In conclusion, you can't lose weight just by taking a half bath. However, by warming your body in a half-body bath, your metabolism will improve, so you will be able to burn more calories than usual and expel waste products smoothly, making it easier to lose weight temporarily. Therefore, if you try to exercise as a set after half-body bathing, the efficiency of dieting will increase and it will lead to quick weight loss.

Can you lose weight just by eating protein?

Recently, I often hear that you can lose weight by drinking protein, but is that true? It looks sweet, so I'm likely to gain weight, but is it okay to drink it every day?

Protein is like a supplement to take protein efficiently. As mentioned above, protein is essential for building a lean body, so it is important to take it properly to lose weight quickly. However, protein is just a nutritional supplement, so if you are getting enough protein in your diet, you don't need to take it all the way.
However, when you don't have time to eat a solid meal, or when you want to take protein easily after exercise, when it is difficult to take protein with meals, it is convenient to take protein easily.
Protein is mainly protein, so you won't get fat even if you take it every day to compensate for the amount you can't get in your diet. We recommend that you use it as needed.
How to choose is important in taking protein. Depending on the product, the amount of protein consumed and the amount of carbohydrates and lipids contained in protein differ. Choose foods that are high in protein and low in carbohydrates and fats.

"SIXPACK Protein Bar" is recommended for dieting

If you want to use protein to lose weight quickly, "SIXPACK Protein Bar" is recommended.
Among the many proteins, it is one of the top-class high protein in Japan, and it is an excellent product that cuts excess sugar and fat to the limit.
The following three points are recommended!

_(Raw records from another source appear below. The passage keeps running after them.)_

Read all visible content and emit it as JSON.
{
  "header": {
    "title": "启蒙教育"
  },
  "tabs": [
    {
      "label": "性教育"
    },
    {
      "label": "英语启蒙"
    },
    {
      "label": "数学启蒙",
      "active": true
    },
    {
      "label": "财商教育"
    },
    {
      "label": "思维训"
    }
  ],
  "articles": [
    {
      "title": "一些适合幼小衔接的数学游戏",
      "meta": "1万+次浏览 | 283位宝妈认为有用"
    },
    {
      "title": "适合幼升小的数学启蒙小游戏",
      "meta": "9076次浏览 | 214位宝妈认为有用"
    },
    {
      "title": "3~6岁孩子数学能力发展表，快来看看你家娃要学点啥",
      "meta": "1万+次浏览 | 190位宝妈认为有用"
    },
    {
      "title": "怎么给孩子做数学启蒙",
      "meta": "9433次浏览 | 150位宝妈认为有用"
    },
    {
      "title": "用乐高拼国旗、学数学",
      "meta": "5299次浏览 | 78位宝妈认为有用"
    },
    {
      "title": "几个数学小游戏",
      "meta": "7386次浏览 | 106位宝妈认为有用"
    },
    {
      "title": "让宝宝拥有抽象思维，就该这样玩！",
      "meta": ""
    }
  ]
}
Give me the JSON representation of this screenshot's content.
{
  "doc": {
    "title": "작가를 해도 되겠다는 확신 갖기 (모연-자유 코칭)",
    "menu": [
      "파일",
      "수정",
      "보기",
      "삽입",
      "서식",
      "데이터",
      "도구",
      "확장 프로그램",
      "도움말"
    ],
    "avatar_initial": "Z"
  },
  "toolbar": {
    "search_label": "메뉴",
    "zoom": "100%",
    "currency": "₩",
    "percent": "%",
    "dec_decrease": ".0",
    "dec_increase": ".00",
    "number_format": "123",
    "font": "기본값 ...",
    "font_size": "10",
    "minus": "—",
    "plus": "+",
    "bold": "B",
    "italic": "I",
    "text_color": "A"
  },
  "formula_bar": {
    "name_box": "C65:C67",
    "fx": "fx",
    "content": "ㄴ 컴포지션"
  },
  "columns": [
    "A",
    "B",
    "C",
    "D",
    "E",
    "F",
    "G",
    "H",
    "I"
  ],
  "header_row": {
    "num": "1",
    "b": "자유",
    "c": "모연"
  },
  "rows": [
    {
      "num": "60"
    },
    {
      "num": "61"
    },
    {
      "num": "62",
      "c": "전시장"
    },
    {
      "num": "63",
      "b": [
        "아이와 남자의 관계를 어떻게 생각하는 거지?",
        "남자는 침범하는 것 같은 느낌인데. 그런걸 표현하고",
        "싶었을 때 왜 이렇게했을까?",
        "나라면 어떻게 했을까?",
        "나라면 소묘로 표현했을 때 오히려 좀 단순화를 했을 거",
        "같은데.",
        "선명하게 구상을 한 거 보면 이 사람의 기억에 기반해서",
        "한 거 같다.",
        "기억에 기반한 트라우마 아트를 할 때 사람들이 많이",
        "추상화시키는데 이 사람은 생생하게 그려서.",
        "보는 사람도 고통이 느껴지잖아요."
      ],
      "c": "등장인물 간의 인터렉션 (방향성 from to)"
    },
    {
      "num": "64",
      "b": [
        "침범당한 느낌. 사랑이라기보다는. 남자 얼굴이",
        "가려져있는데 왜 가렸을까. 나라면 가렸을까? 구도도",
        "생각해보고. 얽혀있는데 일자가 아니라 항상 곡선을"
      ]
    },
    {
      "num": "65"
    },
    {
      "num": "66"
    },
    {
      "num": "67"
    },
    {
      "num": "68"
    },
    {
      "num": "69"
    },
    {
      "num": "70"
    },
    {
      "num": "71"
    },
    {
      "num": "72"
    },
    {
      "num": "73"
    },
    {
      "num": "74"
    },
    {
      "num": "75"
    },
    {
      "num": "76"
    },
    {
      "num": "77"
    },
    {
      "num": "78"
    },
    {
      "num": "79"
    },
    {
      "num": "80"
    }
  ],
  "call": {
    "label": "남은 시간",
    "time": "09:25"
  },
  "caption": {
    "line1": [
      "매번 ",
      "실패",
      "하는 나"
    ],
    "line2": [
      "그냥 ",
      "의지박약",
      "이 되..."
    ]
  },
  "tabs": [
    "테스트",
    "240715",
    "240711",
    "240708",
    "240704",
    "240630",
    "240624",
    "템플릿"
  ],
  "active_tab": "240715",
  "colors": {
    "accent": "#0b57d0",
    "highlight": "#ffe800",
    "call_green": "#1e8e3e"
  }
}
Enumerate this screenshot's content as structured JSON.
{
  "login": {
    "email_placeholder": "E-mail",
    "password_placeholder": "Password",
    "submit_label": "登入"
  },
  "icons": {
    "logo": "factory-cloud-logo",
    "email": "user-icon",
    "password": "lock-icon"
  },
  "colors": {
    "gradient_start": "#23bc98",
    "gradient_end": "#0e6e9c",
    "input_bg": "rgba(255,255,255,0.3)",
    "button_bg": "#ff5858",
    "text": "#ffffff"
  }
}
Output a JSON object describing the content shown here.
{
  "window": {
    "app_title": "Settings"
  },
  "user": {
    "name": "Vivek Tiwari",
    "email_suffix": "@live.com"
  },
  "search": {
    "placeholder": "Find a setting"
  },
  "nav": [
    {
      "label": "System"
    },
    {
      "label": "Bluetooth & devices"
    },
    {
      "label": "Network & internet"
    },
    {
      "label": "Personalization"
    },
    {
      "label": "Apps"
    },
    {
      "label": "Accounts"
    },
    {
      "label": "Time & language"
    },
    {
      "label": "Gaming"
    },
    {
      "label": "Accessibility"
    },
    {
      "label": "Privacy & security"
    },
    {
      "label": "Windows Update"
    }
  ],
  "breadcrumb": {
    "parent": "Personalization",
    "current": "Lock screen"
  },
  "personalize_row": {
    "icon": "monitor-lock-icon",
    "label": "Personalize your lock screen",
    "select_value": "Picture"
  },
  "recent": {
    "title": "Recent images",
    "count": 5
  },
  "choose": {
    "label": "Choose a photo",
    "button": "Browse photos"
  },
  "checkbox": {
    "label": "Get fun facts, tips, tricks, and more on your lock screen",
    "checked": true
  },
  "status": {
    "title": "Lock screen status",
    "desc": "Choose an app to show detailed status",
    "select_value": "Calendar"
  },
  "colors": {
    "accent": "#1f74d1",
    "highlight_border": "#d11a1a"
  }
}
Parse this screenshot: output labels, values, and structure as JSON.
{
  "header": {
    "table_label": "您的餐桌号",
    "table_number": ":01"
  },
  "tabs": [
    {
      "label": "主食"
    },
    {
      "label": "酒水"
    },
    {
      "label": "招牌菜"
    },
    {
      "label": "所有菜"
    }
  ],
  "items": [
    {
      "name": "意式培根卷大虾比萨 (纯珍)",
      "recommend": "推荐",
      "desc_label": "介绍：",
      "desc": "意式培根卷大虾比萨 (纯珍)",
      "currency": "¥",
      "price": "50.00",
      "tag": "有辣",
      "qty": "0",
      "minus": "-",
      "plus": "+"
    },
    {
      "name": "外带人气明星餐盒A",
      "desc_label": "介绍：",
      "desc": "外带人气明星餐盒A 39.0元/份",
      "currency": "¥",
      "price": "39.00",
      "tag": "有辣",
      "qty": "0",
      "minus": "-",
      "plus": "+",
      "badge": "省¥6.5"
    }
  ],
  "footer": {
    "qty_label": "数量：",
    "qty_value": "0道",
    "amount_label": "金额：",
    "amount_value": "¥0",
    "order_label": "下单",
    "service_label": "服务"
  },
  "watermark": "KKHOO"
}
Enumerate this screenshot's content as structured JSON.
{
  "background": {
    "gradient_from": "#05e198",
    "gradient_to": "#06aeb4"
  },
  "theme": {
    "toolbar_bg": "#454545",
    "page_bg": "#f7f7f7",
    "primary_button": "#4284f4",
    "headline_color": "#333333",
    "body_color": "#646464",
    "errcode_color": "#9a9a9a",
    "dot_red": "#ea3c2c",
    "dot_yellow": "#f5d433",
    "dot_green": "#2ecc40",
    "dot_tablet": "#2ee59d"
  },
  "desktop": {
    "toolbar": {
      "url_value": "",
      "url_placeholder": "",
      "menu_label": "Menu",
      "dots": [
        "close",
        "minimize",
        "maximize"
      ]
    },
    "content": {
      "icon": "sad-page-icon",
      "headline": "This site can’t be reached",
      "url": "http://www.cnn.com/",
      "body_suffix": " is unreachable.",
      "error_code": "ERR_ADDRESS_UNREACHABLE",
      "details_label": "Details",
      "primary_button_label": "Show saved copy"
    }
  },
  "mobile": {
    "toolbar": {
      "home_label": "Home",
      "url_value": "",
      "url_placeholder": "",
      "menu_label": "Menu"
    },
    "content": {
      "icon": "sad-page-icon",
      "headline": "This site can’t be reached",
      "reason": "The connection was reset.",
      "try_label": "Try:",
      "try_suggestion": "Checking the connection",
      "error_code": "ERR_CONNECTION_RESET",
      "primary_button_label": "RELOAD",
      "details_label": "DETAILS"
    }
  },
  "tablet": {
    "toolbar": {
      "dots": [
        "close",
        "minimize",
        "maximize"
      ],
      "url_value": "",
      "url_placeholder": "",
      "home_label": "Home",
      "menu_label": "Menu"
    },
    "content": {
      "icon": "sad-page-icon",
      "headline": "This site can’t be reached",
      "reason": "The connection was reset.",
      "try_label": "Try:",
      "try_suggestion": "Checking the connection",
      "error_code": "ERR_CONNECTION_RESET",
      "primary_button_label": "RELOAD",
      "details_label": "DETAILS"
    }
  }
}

  1. Cut unnecessary sugars and fats
    "SIXPACK Protein Bar" cuts unnecessary sugars and fats to the limit! Sugar is 5g and fat is only 4g (cranberry flavor), which is remarkably low. To lose weight quickly, you want to avoid excess sugar and fat. It's a reassuring ally of diet that will make it come true!
  2. 20g of high protein
    in 1 In addition, 20g of protein is blended in 1. That's 1.5 to 2 times more than other protein bars. You can get protein more efficiently, so it will support your diet. Moreover, with cranberry flavor, you can take 6g of dietary fiber together.
  3. In addition to the three types of delicious and easy-to-eat
  4. “caramel peanuts,” “chocolate,” and “cranberry,” there are a total of four types: “KETO Diet Support Protein Bar Chocolate Nut Flavor,” which contains the ingredient “MCT oil” that is currently attracting attention. You can eat it like sweets while reducing excess sugar and fat. It's nice to be able to eat sweets even when you're on a diet♪ It's
    easy to feel full when you chew and eat, so it's recommended as a meal replacement when you don't have time or a single meal!